Mes fleurs belges et bio ont un côté champêtre qui plaît beaucoup

Pour trouver des fleurs éco-responsables, c’est sur internet qu’il faut se rendre. Il y a un an, Amandine Maziers a créé Haut les cœurs, la première boutique en ligne belge de fleurs bio, locales et de saison. "Dans mes clients, j’ai des bio-convaincus mais aussi des gens qui sont séduits par le côté champêtre de mes bouquets", précise la fondatrice d’Haut les cœurs. "Mes fleurs ont quelque chose de très différent des fleurs qu’on trouve habituellement. Elles sont imparfaites avec la tête qui penche et la tige qui se tord. Elles ressemblent aux fleurs qu’on cueillait dans le jardin de notre grand-mère."

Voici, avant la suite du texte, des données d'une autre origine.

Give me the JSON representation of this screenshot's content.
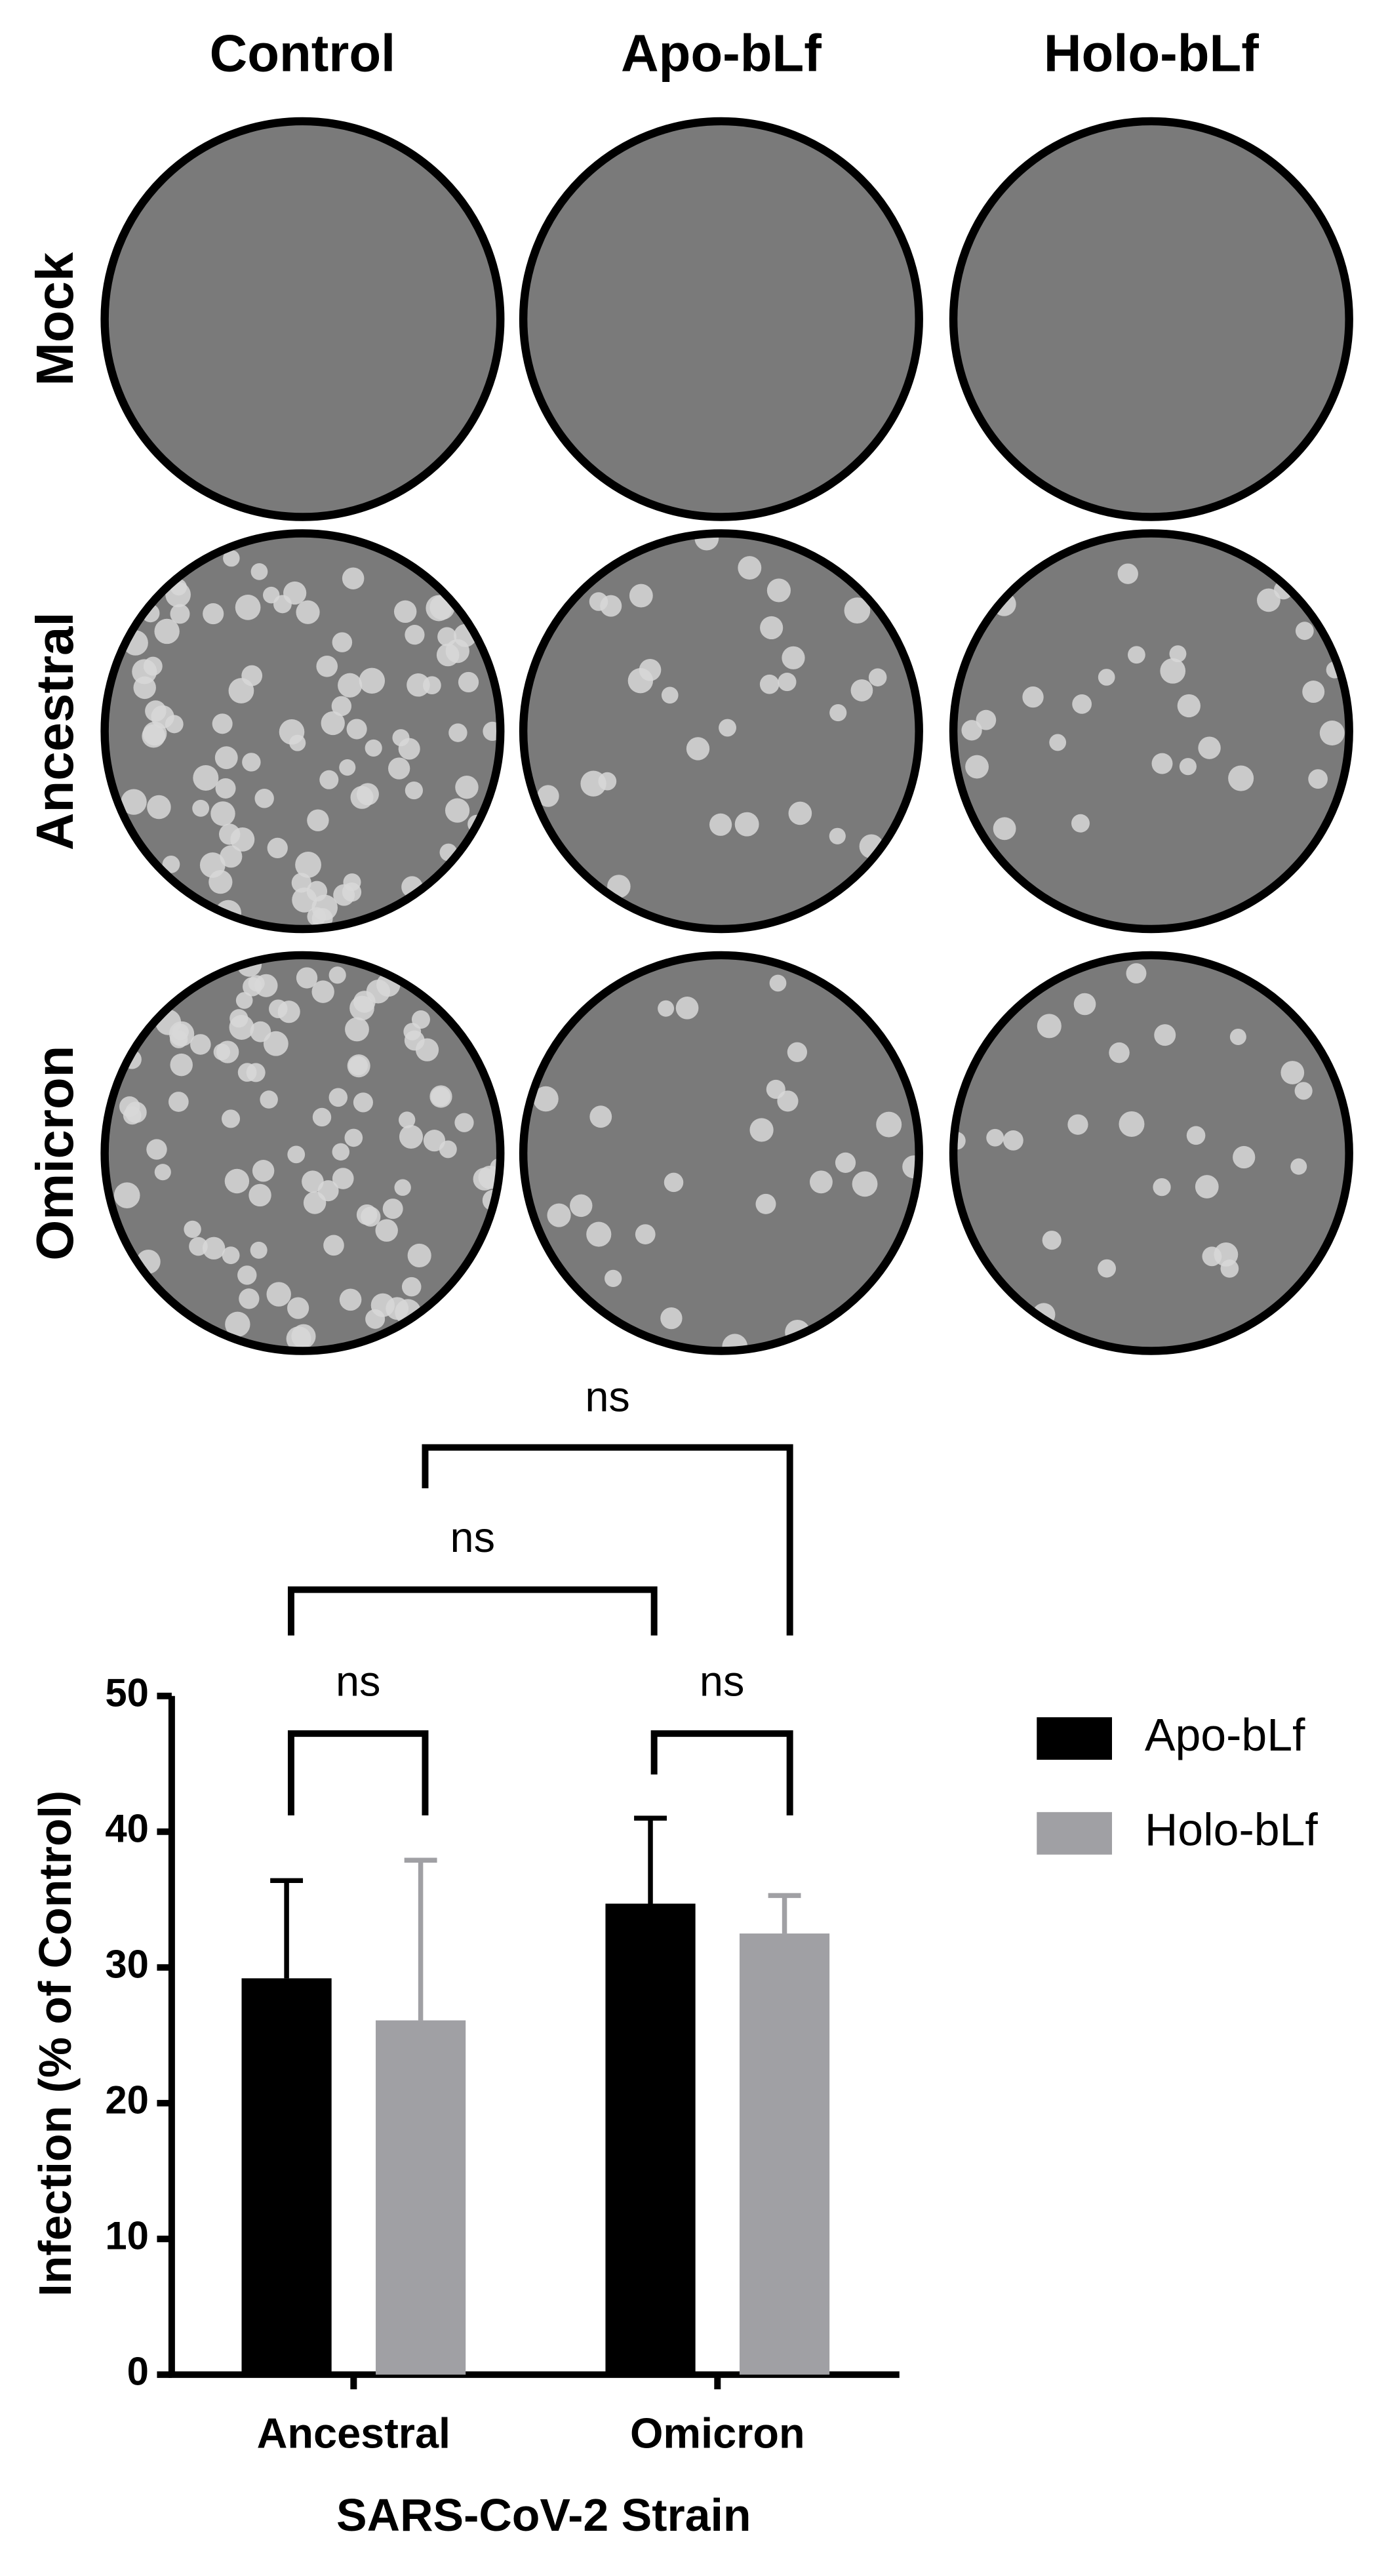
{
  "plates": {
    "columns": [
      "Control",
      "Apo-bLf",
      "Holo-bLf"
    ],
    "rows": [
      "Mock",
      "Ancestral",
      "Omicron"
    ]
  },
  "chart_data": {
    "type": "bar",
    "categories": [
      "Ancestral",
      "Omicron"
    ],
    "series": [
      {
        "name": "Apo-bLf",
        "color": "#000000",
        "values": [
          29.2,
          34.7
        ],
        "errors": [
          7.2,
          6.3
        ]
      },
      {
        "name": "Holo-bLf",
        "color": "#a0a0a4",
        "values": [
          26.1,
          32.5
        ],
        "errors": [
          11.8,
          2.8
        ]
      }
    ],
    "ylim": [
      0,
      50
    ],
    "yticks": [
      0,
      10,
      20,
      30,
      40,
      50
    ],
    "xlabel": "SARS-CoV-2 Strain",
    "ylabel": "Infection (% of Control)",
    "annotations": [
      "ns",
      "ns",
      "ns",
      "ns"
    ],
    "legend": "right"
  }
}
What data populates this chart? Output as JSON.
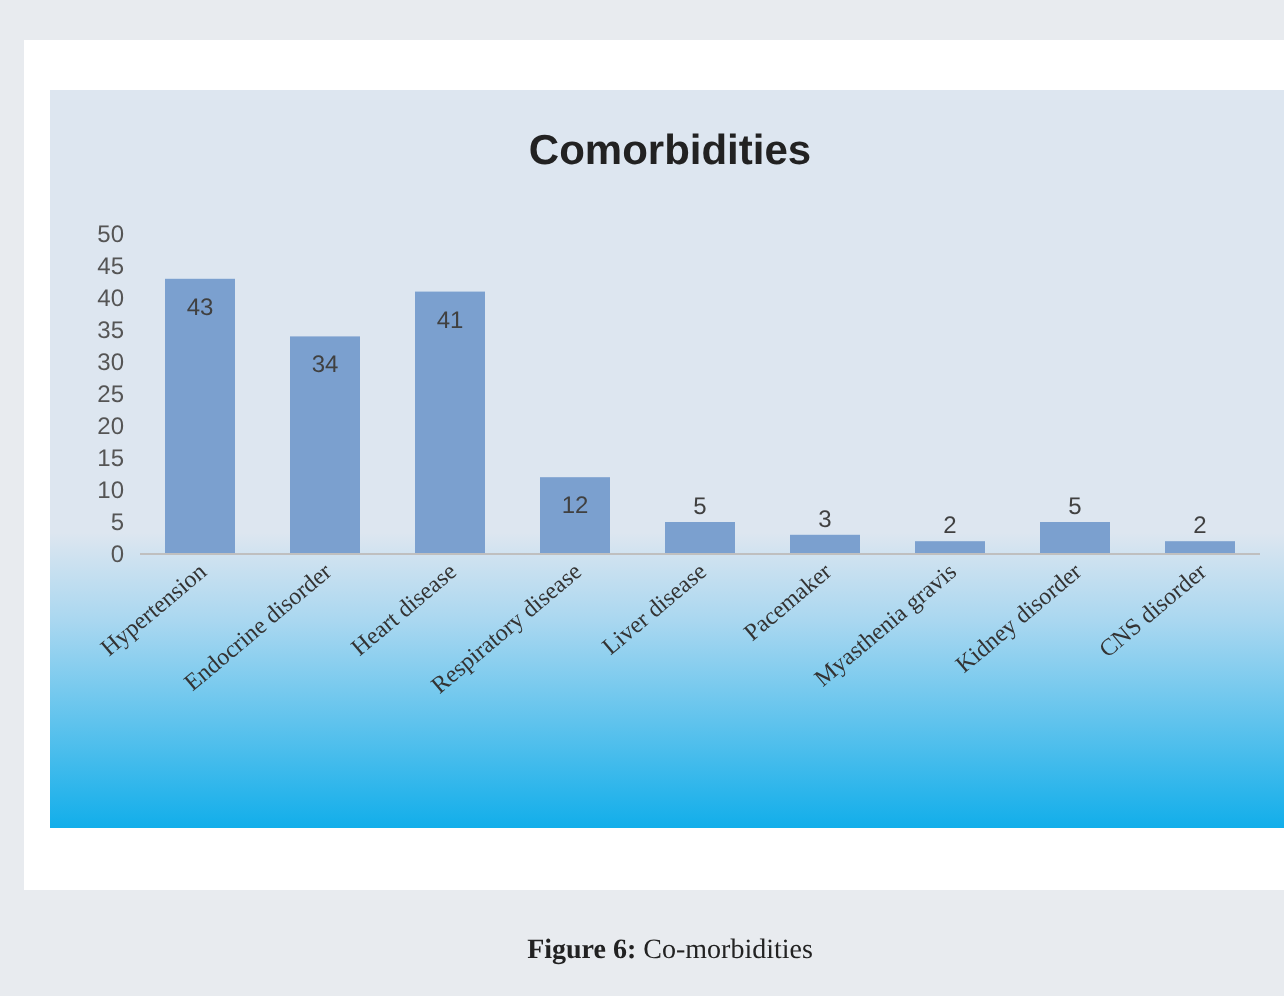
{
  "chart_data": {
    "type": "bar",
    "title": "Comorbidities",
    "categories": [
      "Hypertension",
      "Endocrine disorder",
      "Heart disease",
      "Respiratory disease",
      "Liver disease",
      "Pacemaker",
      "Myasthenia gravis",
      "Kidney disorder",
      "CNS disorder"
    ],
    "values": [
      43,
      34,
      41,
      12,
      5,
      3,
      2,
      5,
      2
    ],
    "color": "#7ba0cf",
    "ylim": [
      0,
      50
    ],
    "yticks": [
      0,
      5,
      10,
      15,
      20,
      25,
      30,
      35,
      40,
      45,
      50
    ],
    "grid": false,
    "data_labels": true,
    "annotations": [
      "Figure 6: Co-morbidities"
    ]
  }
}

Ses bouquets à 35 euros sont livrés à vélo dans les dix-neuf communes de Bruxelles. Ils rencontrent un succès fou. D’ailleurs, d’autres initiatives du genre fleurissent sur la toile. C’est le cas de Veloofleur qui propose de jolis bouquets à partir de 20 euros. En Wallonie, Dansons la Capucine basée à Jamioulx proposera à partir de juin 2018 des bouquets de fleurs sauvages et locales. Originalité : certains bouquets seront même comestibles.

Pour ceux qui préfèrent acheter des fleurs en magasin, les fleuristes en ligne fournissent aussi des épiceries et ses supérettes bio.

Les fleurs bio, un marché appelé à se développer

Si peu de fleuristes proposent des fleurs bio, c'est aussi parce que rares sont les horticulteurs qui en produisent. Il y a un an, Jo De Beulle, productrice d’herbes aromatiques bio à Ternat a étendu son offre avec des fleurs à couper. Sur ses champs, au mois de mai, poussent tulipes, jonquilles et renoncules. "En Belgique, on est limités à cause du climat", déplore-t-elle. Mais pas question de se plaindre: ses fleurs cartonnent! "La demande est trois fois supérieure à ce que je peux produire. A Bruxelles, j’ai déjà quinze fleuristes sur liste d’attente." Face à ce succès, d’autres horticulteurs s’y mettent. Même si le marché des fleurs bio reste très embryonnaire pour le moment, il devrait connaître une belle croissance ces prochaines années.